To give just one example that has already happened, the CORPORA listserv uses the name "corpora", but the vast majority of the posts there are now from the fields of Natural Language Processing and Computational Linguistics, and the vast majority of their conference postings are related to AI. But NLP researchers at CORPORA rarely mention any work from corpus linguistics, they seem to be blithely unaware of what corpus linguists are doing, and there is very little interaction between the two fields. (I've been following the listserv for more than 20 years, and it didn't used to be this way. Once upon a time, corpus linguists were the majority there, and there were actual conversations between the two fields.)
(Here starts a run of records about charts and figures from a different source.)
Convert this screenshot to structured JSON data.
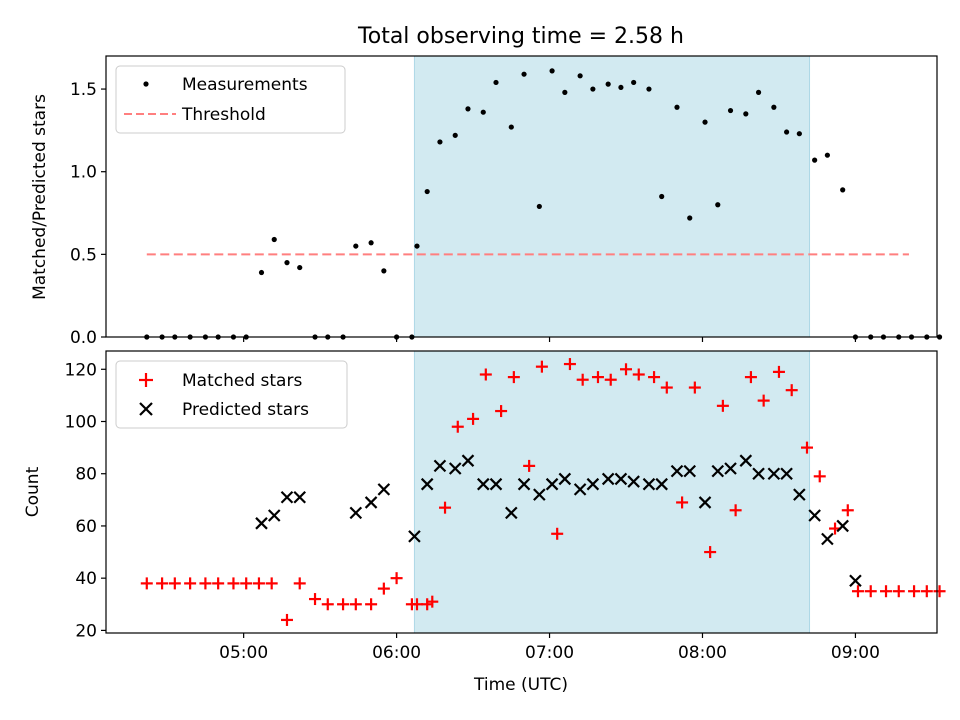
{
  "chart_data": [
    {
      "type": "scatter",
      "title": "Total observing time = 2.58 h",
      "xlabel": "",
      "ylabel": "Matched/Predicted stars",
      "xlim": [
        "04:06",
        "09:32"
      ],
      "ylim": [
        0,
        1.7
      ],
      "yticks": [
        0.0,
        0.5,
        1.0,
        1.5
      ],
      "ytick_labels": [
        "0.0",
        "0.5",
        "1.0",
        "1.5"
      ],
      "xticks": [
        "05:00",
        "06:00",
        "07:00",
        "08:00",
        "09:00"
      ],
      "xtick_labels": [],
      "grid": false,
      "legend": "top-left",
      "shaded_interval": {
        "start": "06:07",
        "end": "08:42",
        "color": "#add8e6"
      },
      "threshold": {
        "name": "Threshold",
        "value": 0.5,
        "x_start": "04:22",
        "x_end": "09:21",
        "color": "#ff7f7f",
        "style": "dashed"
      },
      "series": [
        {
          "name": "Measurements",
          "marker": "dot",
          "color": "#000000",
          "points": [
            [
              "04:22",
              0
            ],
            [
              "04:28",
              0
            ],
            [
              "04:33",
              0
            ],
            [
              "04:39",
              0
            ],
            [
              "04:45",
              0
            ],
            [
              "04:50",
              0
            ],
            [
              "04:56",
              0
            ],
            [
              "05:01",
              0
            ],
            [
              "05:07",
              0.39
            ],
            [
              "05:12",
              0.59
            ],
            [
              "05:17",
              0.45
            ],
            [
              "05:22",
              0.42
            ],
            [
              "05:28",
              0
            ],
            [
              "05:33",
              0
            ],
            [
              "05:39",
              0
            ],
            [
              "05:44",
              0.55
            ],
            [
              "05:50",
              0.57
            ],
            [
              "05:55",
              0.4
            ],
            [
              "06:00",
              0
            ],
            [
              "06:06",
              0
            ],
            [
              "06:08",
              0.55
            ],
            [
              "06:12",
              0.88
            ],
            [
              "06:17",
              1.18
            ],
            [
              "06:23",
              1.22
            ],
            [
              "06:28",
              1.38
            ],
            [
              "06:34",
              1.36
            ],
            [
              "06:39",
              1.54
            ],
            [
              "06:45",
              1.27
            ],
            [
              "06:50",
              1.59
            ],
            [
              "06:56",
              0.79
            ],
            [
              "07:01",
              1.61
            ],
            [
              "07:06",
              1.48
            ],
            [
              "07:12",
              1.58
            ],
            [
              "07:17",
              1.5
            ],
            [
              "07:23",
              1.53
            ],
            [
              "07:28",
              1.51
            ],
            [
              "07:33",
              1.54
            ],
            [
              "07:39",
              1.5
            ],
            [
              "07:44",
              0.85
            ],
            [
              "07:50",
              1.39
            ],
            [
              "07:55",
              0.72
            ],
            [
              "08:01",
              1.3
            ],
            [
              "08:06",
              0.8
            ],
            [
              "08:11",
              1.37
            ],
            [
              "08:17",
              1.35
            ],
            [
              "08:22",
              1.48
            ],
            [
              "08:28",
              1.39
            ],
            [
              "08:33",
              1.24
            ],
            [
              "08:38",
              1.23
            ],
            [
              "08:44",
              1.07
            ],
            [
              "08:49",
              1.1
            ],
            [
              "08:55",
              0.89
            ],
            [
              "09:00",
              0
            ],
            [
              "09:06",
              0
            ],
            [
              "09:11",
              0
            ],
            [
              "09:17",
              0
            ],
            [
              "09:22",
              0
            ],
            [
              "09:28",
              0
            ],
            [
              "09:33",
              0
            ]
          ]
        }
      ]
    },
    {
      "type": "scatter",
      "title": "",
      "xlabel": "Time (UTC)",
      "ylabel": "Count",
      "xlim": [
        "04:06",
        "09:32"
      ],
      "ylim": [
        19,
        127
      ],
      "yticks": [
        20,
        40,
        60,
        80,
        100,
        120
      ],
      "ytick_labels": [
        "20",
        "40",
        "60",
        "80",
        "100",
        "120"
      ],
      "xticks": [
        "05:00",
        "06:00",
        "07:00",
        "08:00",
        "09:00"
      ],
      "xtick_labels": [
        "05:00",
        "06:00",
        "07:00",
        "08:00",
        "09:00"
      ],
      "grid": false,
      "legend": "top-left",
      "shaded_interval": {
        "start": "06:07",
        "end": "08:42",
        "color": "#add8e6"
      },
      "series": [
        {
          "name": "Matched stars",
          "marker": "plus",
          "color": "#ff0000",
          "points": [
            [
              "04:22",
              38
            ],
            [
              "04:28",
              38
            ],
            [
              "04:33",
              38
            ],
            [
              "04:39",
              38
            ],
            [
              "04:45",
              38
            ],
            [
              "04:50",
              38
            ],
            [
              "04:56",
              38
            ],
            [
              "05:01",
              38
            ],
            [
              "05:06",
              38
            ],
            [
              "05:11",
              38
            ],
            [
              "05:17",
              24
            ],
            [
              "05:22",
              38
            ],
            [
              "05:28",
              32
            ],
            [
              "05:33",
              30
            ],
            [
              "05:39",
              30
            ],
            [
              "05:44",
              30
            ],
            [
              "05:50",
              30
            ],
            [
              "05:55",
              36
            ],
            [
              "06:00",
              40
            ],
            [
              "06:06",
              30
            ],
            [
              "06:08",
              30
            ],
            [
              "06:12",
              30
            ],
            [
              "06:14",
              31
            ],
            [
              "06:19",
              67
            ],
            [
              "06:24",
              98
            ],
            [
              "06:30",
              101
            ],
            [
              "06:35",
              118
            ],
            [
              "06:41",
              104
            ],
            [
              "06:46",
              117
            ],
            [
              "06:52",
              83
            ],
            [
              "06:57",
              121
            ],
            [
              "07:03",
              57
            ],
            [
              "07:08",
              122
            ],
            [
              "07:13",
              116
            ],
            [
              "07:19",
              117
            ],
            [
              "07:24",
              116
            ],
            [
              "07:30",
              120
            ],
            [
              "07:35",
              118
            ],
            [
              "07:41",
              117
            ],
            [
              "07:46",
              113
            ],
            [
              "07:52",
              69
            ],
            [
              "07:57",
              113
            ],
            [
              "08:03",
              50
            ],
            [
              "08:08",
              106
            ],
            [
              "08:13",
              66
            ],
            [
              "08:19",
              117
            ],
            [
              "08:24",
              108
            ],
            [
              "08:30",
              119
            ],
            [
              "08:35",
              112
            ],
            [
              "08:41",
              90
            ],
            [
              "08:46",
              79
            ],
            [
              "08:52",
              59
            ],
            [
              "08:57",
              66
            ],
            [
              "09:01",
              35
            ],
            [
              "09:06",
              35
            ],
            [
              "09:12",
              35
            ],
            [
              "09:17",
              35
            ],
            [
              "09:23",
              35
            ],
            [
              "09:28",
              35
            ],
            [
              "09:33",
              35
            ]
          ]
        },
        {
          "name": "Predicted stars",
          "marker": "x",
          "color": "#000000",
          "points": [
            [
              "05:07",
              61
            ],
            [
              "05:12",
              64
            ],
            [
              "05:17",
              71
            ],
            [
              "05:22",
              71
            ],
            [
              "05:44",
              65
            ],
            [
              "05:50",
              69
            ],
            [
              "05:55",
              74
            ],
            [
              "06:07",
              56
            ],
            [
              "06:12",
              76
            ],
            [
              "06:17",
              83
            ],
            [
              "06:23",
              82
            ],
            [
              "06:28",
              85
            ],
            [
              "06:34",
              76
            ],
            [
              "06:39",
              76
            ],
            [
              "06:45",
              65
            ],
            [
              "06:50",
              76
            ],
            [
              "06:56",
              72
            ],
            [
              "07:01",
              76
            ],
            [
              "07:06",
              78
            ],
            [
              "07:12",
              74
            ],
            [
              "07:17",
              76
            ],
            [
              "07:23",
              78
            ],
            [
              "07:28",
              78
            ],
            [
              "07:33",
              77
            ],
            [
              "07:39",
              76
            ],
            [
              "07:44",
              76
            ],
            [
              "07:50",
              81
            ],
            [
              "07:55",
              81
            ],
            [
              "08:01",
              69
            ],
            [
              "08:06",
              81
            ],
            [
              "08:11",
              82
            ],
            [
              "08:17",
              85
            ],
            [
              "08:22",
              80
            ],
            [
              "08:28",
              80
            ],
            [
              "08:33",
              80
            ],
            [
              "08:38",
              72
            ],
            [
              "08:44",
              64
            ],
            [
              "08:49",
              55
            ],
            [
              "08:55",
              60
            ],
            [
              "09:00",
              39
            ]
          ]
        }
      ]
    }
  ]
}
So where now? We’re at a genuine fork in the road in terms of whether corpus linguistics as a field opens up to the possibilities of AI, or whether it retreats further into its own little parochial world. To illustrate the problem, I asked ChatGPT, Gemini, and Claude to create a story about an early-1900s carriage maker who refuses to adapt to automobiles -- and then slips into irrelevance. For corpus linguistics, the parallel should be uncomfortably clear.

And to elaborate a bit on that analogy, of course there were problems with automobiles (noise, pollution, safety, use of fossil fuels, etc). But wandering around town, mumbling about "how to make a better horse-drawn carriage" in the early 1900s was undoubtedly the wrong approach. In retrospect, the best course of action would have been to take the knowledge and skills of a carriage maker, and to find a way to make those skills applicable in the new world of "horseless carriages".

My hope is that corpus linguists choose relevance -- by embracing AI/LLMs, in conjunction with corpus data -- rather than letting "AI skeptics" have their way. And if we wait for "Planck's Principle" to take care of things (even with a more "gentle" interpretation), it may be too late. We need to start accepting change now -- the future of our field depends on it.

References

Davies, Mark (2014) "Making Google Books n-grams useful for a wide range of research on language change". International Journal of Corpus Linguistics 19 (3): 401-16.
Davies, Mark (2015) "Corpora: An Introduction". In Cambridge Handbook of English Corpus Linguistics, eds. Douglas Biber and Randi Reppen. Cambridge: Cambridge University Press. 11-31.
Davies, Mark and Don Chapman. (2016) "The Effect of Representativeness and Size in Historical Corpora: An Empirical Study of Changes in Lexical Frequency." In Studies in the History of the English Language VII: Generalizing vs. particularizing methodologies in historical linguistic analysis, eds. Don Chapman, Colette Moore, and Miranda Wilcox. Berlin: De Gruyter / Mouton. 131-50.